Glasgow’s “oldest pub”, the Old College Bar – that has been serving pints since 1812 – is imminently facing the wrecking ball and is to be replaced by a 326-bed student flat block. This new development will also mean the demolition of 223, 225 and 227 of High Street, as well as numbers 15 and 19-23 of George Street. Some may say that this is, to some extent, the nature of living in a city: old houses are ripped down, and new and improved installments are put in their place. It seems to stand to collective reason that new housing will invigorate the local economy, and benefit the arrivals alike.

This plan, however, will see a private company benefitting from the demolition of a local cornerstone, while giving nothing back to the community whatsoever. Sandra White, MSP for North Kelvin, speaking to The Glasgow Guardian, made it clear that “no one is against students whatsoever”, but rather the businesses that prey on them and don’t care about integration with the local economy and population. She went further, making the point that as they don’t pay business rates, what do they contribute to the local economy at all?
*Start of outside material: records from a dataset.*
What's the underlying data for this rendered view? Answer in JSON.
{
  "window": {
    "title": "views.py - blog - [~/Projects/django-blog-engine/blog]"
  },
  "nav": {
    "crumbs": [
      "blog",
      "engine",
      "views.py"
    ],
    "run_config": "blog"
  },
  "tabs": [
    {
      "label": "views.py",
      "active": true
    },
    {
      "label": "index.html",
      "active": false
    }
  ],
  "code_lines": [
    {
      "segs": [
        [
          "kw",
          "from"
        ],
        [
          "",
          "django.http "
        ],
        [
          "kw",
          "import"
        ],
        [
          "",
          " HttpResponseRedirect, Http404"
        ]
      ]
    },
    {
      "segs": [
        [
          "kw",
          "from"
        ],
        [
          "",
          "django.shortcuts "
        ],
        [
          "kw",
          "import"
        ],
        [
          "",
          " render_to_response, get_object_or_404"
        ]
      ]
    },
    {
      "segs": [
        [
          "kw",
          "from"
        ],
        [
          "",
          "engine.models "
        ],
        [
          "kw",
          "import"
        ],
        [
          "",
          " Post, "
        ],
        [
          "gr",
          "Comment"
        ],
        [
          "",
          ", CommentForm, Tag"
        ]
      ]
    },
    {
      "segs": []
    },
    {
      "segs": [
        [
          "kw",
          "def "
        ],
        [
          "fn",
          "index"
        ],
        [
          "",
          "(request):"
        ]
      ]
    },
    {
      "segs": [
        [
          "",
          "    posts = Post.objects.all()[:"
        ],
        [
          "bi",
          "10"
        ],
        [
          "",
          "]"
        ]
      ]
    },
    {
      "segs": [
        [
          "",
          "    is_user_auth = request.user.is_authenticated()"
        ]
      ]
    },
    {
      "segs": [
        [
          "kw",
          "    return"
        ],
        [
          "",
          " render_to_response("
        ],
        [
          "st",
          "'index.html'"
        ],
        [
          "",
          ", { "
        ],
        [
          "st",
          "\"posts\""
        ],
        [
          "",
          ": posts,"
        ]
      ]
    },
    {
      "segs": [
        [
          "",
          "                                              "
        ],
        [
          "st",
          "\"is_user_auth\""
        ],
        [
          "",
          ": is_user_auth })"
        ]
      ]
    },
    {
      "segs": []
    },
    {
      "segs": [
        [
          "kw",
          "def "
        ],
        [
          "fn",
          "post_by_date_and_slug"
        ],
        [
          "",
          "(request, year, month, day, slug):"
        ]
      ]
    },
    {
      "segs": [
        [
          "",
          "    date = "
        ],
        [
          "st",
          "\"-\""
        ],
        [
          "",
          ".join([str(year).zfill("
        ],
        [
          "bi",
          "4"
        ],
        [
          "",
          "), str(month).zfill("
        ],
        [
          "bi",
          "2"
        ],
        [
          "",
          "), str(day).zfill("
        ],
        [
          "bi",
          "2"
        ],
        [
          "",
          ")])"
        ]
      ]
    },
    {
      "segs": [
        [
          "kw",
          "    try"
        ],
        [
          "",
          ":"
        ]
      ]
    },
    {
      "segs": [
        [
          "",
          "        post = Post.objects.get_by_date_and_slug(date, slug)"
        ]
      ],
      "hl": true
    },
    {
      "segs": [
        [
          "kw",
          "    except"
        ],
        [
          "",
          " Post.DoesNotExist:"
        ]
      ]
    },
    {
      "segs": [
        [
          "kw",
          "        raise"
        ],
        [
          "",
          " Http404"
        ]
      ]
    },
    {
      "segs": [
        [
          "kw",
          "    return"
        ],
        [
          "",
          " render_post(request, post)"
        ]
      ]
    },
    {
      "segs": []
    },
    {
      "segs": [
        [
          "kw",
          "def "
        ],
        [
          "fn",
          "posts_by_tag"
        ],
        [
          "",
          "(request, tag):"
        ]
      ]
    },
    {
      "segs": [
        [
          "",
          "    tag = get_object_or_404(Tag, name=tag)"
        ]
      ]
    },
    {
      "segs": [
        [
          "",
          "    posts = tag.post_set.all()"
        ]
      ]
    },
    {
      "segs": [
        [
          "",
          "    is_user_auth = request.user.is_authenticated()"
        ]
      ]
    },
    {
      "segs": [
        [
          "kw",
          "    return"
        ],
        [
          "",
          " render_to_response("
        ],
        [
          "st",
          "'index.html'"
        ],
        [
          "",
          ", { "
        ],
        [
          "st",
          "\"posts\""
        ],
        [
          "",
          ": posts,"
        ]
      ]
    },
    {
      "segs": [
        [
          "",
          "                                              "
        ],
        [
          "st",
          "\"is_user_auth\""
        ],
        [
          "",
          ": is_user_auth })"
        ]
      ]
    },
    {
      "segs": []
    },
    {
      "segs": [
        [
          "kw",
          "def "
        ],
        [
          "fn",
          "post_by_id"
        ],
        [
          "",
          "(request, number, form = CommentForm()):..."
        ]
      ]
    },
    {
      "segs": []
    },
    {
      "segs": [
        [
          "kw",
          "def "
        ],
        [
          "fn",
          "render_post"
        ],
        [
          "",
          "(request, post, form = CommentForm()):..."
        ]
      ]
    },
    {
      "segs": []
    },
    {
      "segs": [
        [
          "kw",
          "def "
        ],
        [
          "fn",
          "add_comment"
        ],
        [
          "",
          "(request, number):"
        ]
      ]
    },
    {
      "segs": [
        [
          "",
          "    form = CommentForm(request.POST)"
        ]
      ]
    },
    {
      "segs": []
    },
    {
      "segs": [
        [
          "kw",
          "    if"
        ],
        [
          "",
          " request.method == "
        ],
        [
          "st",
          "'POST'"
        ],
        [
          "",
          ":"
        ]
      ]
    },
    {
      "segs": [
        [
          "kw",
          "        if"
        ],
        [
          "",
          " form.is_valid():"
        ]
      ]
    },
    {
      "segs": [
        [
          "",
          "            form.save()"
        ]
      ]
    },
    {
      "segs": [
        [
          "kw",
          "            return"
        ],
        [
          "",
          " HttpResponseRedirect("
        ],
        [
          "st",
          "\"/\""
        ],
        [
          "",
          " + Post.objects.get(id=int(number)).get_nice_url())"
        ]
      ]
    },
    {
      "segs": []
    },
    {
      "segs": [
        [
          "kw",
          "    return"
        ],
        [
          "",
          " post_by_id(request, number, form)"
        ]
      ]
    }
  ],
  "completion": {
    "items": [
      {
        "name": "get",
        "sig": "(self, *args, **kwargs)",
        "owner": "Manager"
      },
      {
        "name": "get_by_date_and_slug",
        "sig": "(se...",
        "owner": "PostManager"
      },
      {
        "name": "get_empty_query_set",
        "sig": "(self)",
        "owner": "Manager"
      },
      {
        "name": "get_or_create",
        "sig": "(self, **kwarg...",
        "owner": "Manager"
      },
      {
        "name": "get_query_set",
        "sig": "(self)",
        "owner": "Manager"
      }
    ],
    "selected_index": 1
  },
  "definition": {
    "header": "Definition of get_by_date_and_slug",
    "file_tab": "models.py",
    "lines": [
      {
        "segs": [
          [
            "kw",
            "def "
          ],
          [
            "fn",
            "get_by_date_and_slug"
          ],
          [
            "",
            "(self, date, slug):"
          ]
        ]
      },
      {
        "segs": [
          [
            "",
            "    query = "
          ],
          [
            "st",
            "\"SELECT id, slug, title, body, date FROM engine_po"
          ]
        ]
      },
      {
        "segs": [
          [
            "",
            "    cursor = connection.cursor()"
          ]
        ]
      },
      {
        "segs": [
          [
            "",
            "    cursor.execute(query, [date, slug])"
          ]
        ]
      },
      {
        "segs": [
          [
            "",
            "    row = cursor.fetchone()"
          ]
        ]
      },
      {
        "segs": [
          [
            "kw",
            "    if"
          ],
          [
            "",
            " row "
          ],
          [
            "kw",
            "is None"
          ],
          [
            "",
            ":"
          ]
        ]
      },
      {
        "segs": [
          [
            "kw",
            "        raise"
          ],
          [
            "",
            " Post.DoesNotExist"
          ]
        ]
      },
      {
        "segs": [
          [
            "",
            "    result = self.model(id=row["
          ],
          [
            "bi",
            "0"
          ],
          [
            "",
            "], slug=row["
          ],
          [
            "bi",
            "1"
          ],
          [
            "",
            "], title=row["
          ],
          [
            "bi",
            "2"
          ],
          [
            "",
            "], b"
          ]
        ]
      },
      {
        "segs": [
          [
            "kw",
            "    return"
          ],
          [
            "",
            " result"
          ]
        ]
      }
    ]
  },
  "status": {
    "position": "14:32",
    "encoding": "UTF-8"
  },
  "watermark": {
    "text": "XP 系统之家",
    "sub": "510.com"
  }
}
It is clear to anyone that has lived in student housing that it is not made with the interests of students in mind, nor the locals that live there. Most, if not all of us, have sat in our first year student flat and wondered with incredulity how the conditions can be legal. If you’ve lived in Murano Street Student Village, you would have heard the classic icebreaker at some point or another: “you know this place was based off a Swedish prison, right?” This discontent is not because they’re privileged young people moaning about having to cook for themselves, it’s because student housing is not legally categorised as housing.

Depending on the housing company, student accommodation is either categorised as a “hotel” or a “residential institution” – the same category as care homes, boarding schools and hospitals. This means student “housing” doesn’t have to follow government guidelines when it comes to daylight or space. This allows companies to build cramped, poorly constructed housing on the cheap and charge what they want for it. The argument that these kinds of developments benefit students is both ludicrous and laughable.

At a meeting in January, one local judged that there would be a 100% increase in existing student homes if the planned proposals went ahead. Glasgow just doesn’t need more student housing – especially when the whole industry that surrounds private housing is so deeply flawed. This proposal will do nothing for the locals but take away their homes and favourite haunts. And, crucially, it certainly won’t give the students who live there an enjoyable university experience. All that these proposed developments achieve is lining the pockets of private investors that couldn’t care less about the lives involved.